Plan to take twice the quantity of medical supplies you’d usually need to cover you for any delays, loss or damages. After all, it’s far easier to pack extra than to source more in a foreign country.
To ensure a smooth journey through airport security we suggest you keep your medication(s) in the original packaging with the manufacturer’s label attached. This way security and customs officials can easily identify them with as few probing questions as possible.
Prepare for Emergencies
Before you travel, it’s worth contacting your insulin manufacturer who will be able to tell you if they supply insulin to the country you’re travelling to – and if your brand of insulin is sold under a different name. Doing your research beforehand will stand you in good stead should an emergency arise.

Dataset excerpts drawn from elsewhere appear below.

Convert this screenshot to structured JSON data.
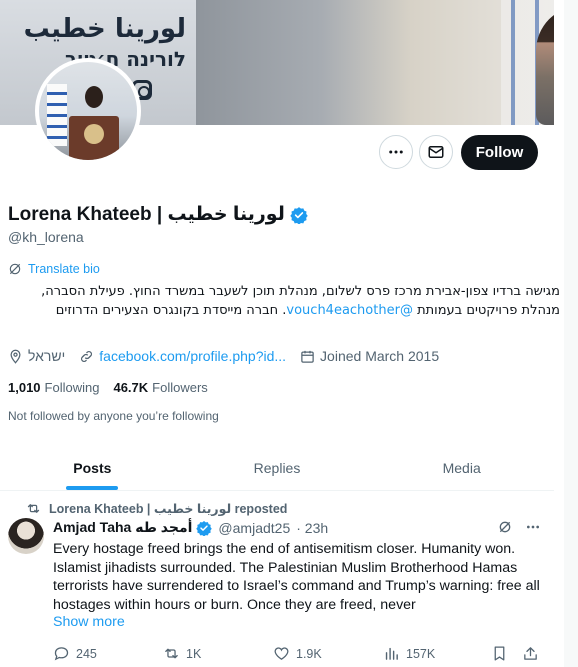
{
  "banner": {
    "brand_arabic": "لورينا خطيب",
    "brand_hebrew": "לורינה ח׳טיב"
  },
  "profile": {
    "display_name": "Lorena Khateeb | لورينا خطيب",
    "handle": "@kh_lorena",
    "translate_label": "Translate bio",
    "bio_part1": "מגישה ברדיו צפון-אבירת מרכז פרס לשלום, מנהלת תוכן לשעבר במשרד החוץ. פעילת הסברה, מנהלת פרויקטים בעמותת ",
    "bio_mention": "@vouch4eachother",
    "bio_part2": ". חברה מייסדת בקונגרס הצעירים הדרוזים",
    "location": "ישראל",
    "website": "facebook.com/profile.php?id...",
    "joined": "Joined March 2015",
    "following_count": "1,010",
    "following_label": "Following",
    "followers_count": "46.7K",
    "followers_label": "Followers",
    "not_followed_text": "Not followed by anyone you’re following"
  },
  "actions": {
    "follow_label": "Follow"
  },
  "tabs": [
    {
      "label": "Posts",
      "active": true
    },
    {
      "label": "Replies",
      "active": false
    },
    {
      "label": "Media",
      "active": false
    }
  ],
  "tweet": {
    "repost_text": "Lorena Khateeb | لورينا خطيب reposted",
    "author_name": "Amjad Taha أمجد طه",
    "author_handle": "@amjadt25",
    "time": "· 23h",
    "text": "Every hostage freed brings the end of antisemitism closer. Humanity won. Islamist jihadists surrounded. The Palestinian Muslim Brotherhood Hamas terrorists have surrendered to Israel’s command and Trump’s warning: free all hostages within hours or burn. Once they are freed, never",
    "show_more": "Show more",
    "replies": "245",
    "retweets": "1K",
    "likes": "1.9K",
    "views": "157K"
  },
  "colors": {
    "accent": "#1d9bf0",
    "text_primary": "#0f1419",
    "text_secondary": "#536471",
    "follow_bg": "#0f1419"
  }
}
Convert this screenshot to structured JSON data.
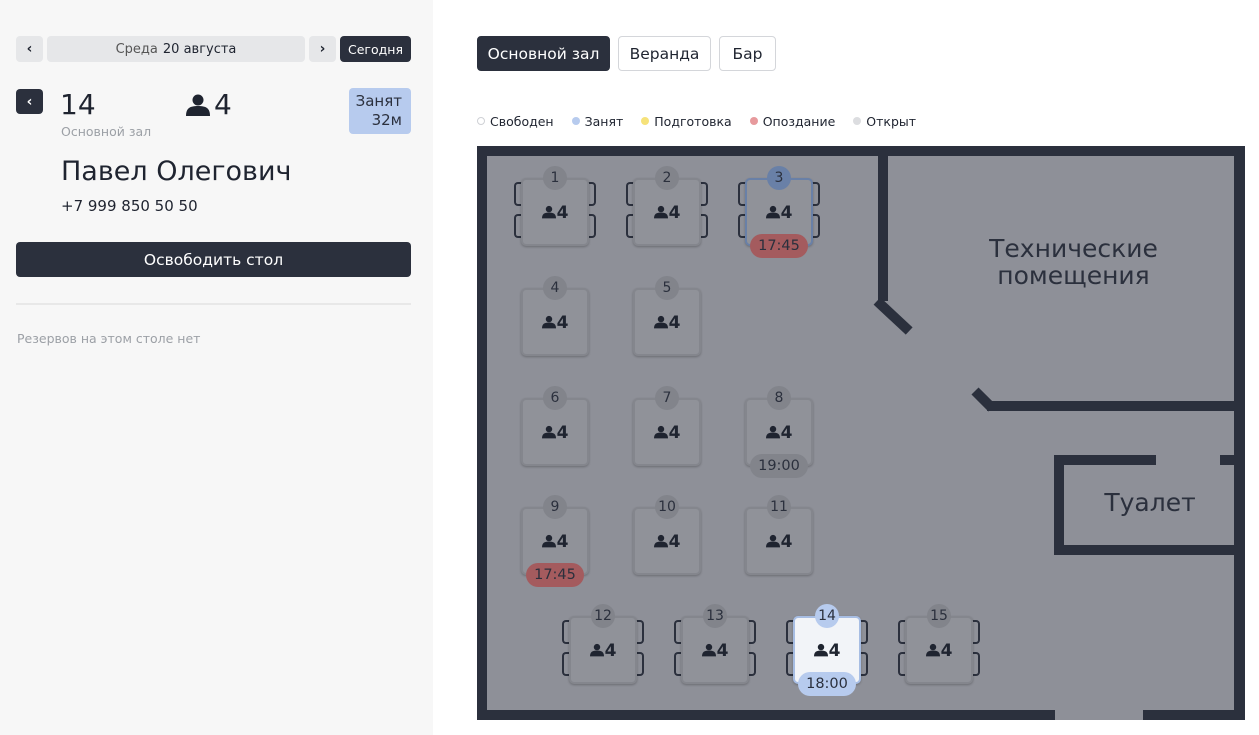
{
  "sidebar": {
    "prev_day_icon": "chevron-left-icon",
    "next_day_icon": "chevron-right-icon",
    "weekday": "Среда",
    "date": "20 августа",
    "today_label": "Сегодня",
    "back_icon": "chevron-left-icon",
    "table_number": "14",
    "hall_name": "Основной зал",
    "guests_count": "4",
    "status_label": "Занят",
    "status_duration": "32м",
    "guest_name": "Павел Олегович",
    "guest_phone": "+7 999 850 50 50",
    "free_table_label": "Освободить стол",
    "no_reservations_text": "Резервов на этом столе нет"
  },
  "hall_tabs": [
    {
      "label": "Основной зал",
      "active": true
    },
    {
      "label": "Веранда",
      "active": false
    },
    {
      "label": "Бар",
      "active": false
    }
  ],
  "legend": [
    {
      "label": "Свободен",
      "color": "#ffffff"
    },
    {
      "label": "Занят",
      "color": "#b7cbee"
    },
    {
      "label": "Подготовка",
      "color": "#f6e27a"
    },
    {
      "label": "Опоздание",
      "color": "#e79a9d"
    },
    {
      "label": "Открыт",
      "color": "#dcdde0"
    }
  ],
  "rooms": {
    "technical": "Технические помещения",
    "toilet": "Туалет"
  },
  "tables": [
    {
      "number": "1",
      "guests": "4",
      "time": null,
      "state": "free"
    },
    {
      "number": "2",
      "guests": "4",
      "time": null,
      "state": "free"
    },
    {
      "number": "3",
      "guests": "4",
      "time": "17:45",
      "state": "occupied-late"
    },
    {
      "number": "4",
      "guests": "4",
      "time": null,
      "state": "free"
    },
    {
      "number": "5",
      "guests": "4",
      "time": null,
      "state": "free"
    },
    {
      "number": "6",
      "guests": "4",
      "time": null,
      "state": "free"
    },
    {
      "number": "7",
      "guests": "4",
      "time": null,
      "state": "free"
    },
    {
      "number": "8",
      "guests": "4",
      "time": "19:00",
      "state": "reserved"
    },
    {
      "number": "9",
      "guests": "4",
      "time": "17:45",
      "state": "late"
    },
    {
      "number": "10",
      "guests": "4",
      "time": null,
      "state": "free"
    },
    {
      "number": "11",
      "guests": "4",
      "time": null,
      "state": "free"
    },
    {
      "number": "12",
      "guests": "4",
      "time": null,
      "state": "free"
    },
    {
      "number": "13",
      "guests": "4",
      "time": null,
      "state": "free"
    },
    {
      "number": "14",
      "guests": "4",
      "time": "18:00",
      "state": "selected"
    },
    {
      "number": "15",
      "guests": "4",
      "time": null,
      "state": "free"
    }
  ]
}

Bear in mind that blood glucose can sometimes be measured differently from in the UK – this handy blood glucose conversion chart will help you to convert it correctly.
Insulin used in the UK is of the strength U-100. However, in some countries insulin comes in strengths of U-40 or U-80 so if you’re sourcing insulin abroad, make sure you find a like-for-like alternative.
Paperwork for a CGM
If you use a pump or a continuous glucose monitor (CGM) be sure to contact the airline a few weeks before you fly. Some may require you to fill in a form beforehand confirming your need to fly with the equipment.
A diabetes ID card or bracelet
These immediately identify your diabetes to medical professionals should you find yourself in an emergency. You can get cards from Diabetes UK or independent companies – speak with your doctor.
A kit bag
Medicool make handy kit bags to help you travel safely with your insulin and supplies, keeping it all at the right temperature.
If you are crossing time zones and need to take medication or insulin, check with your doctor or care team for advice on how to manage taking your doses at the right times.
These might disrupt your blood glucose control while your body makes the antibodies to fight the disease you’ve been vaccinated against. Speak to your doctor on how to best manage insulin doses after your jabs.
A good travel insurance policy which includes cover for your diabetes is a must. The costs of treatment, repatriation and unexpected extra accommodation, let alone extra flights could mount up if you have a medical emergency to pay for while you’re away.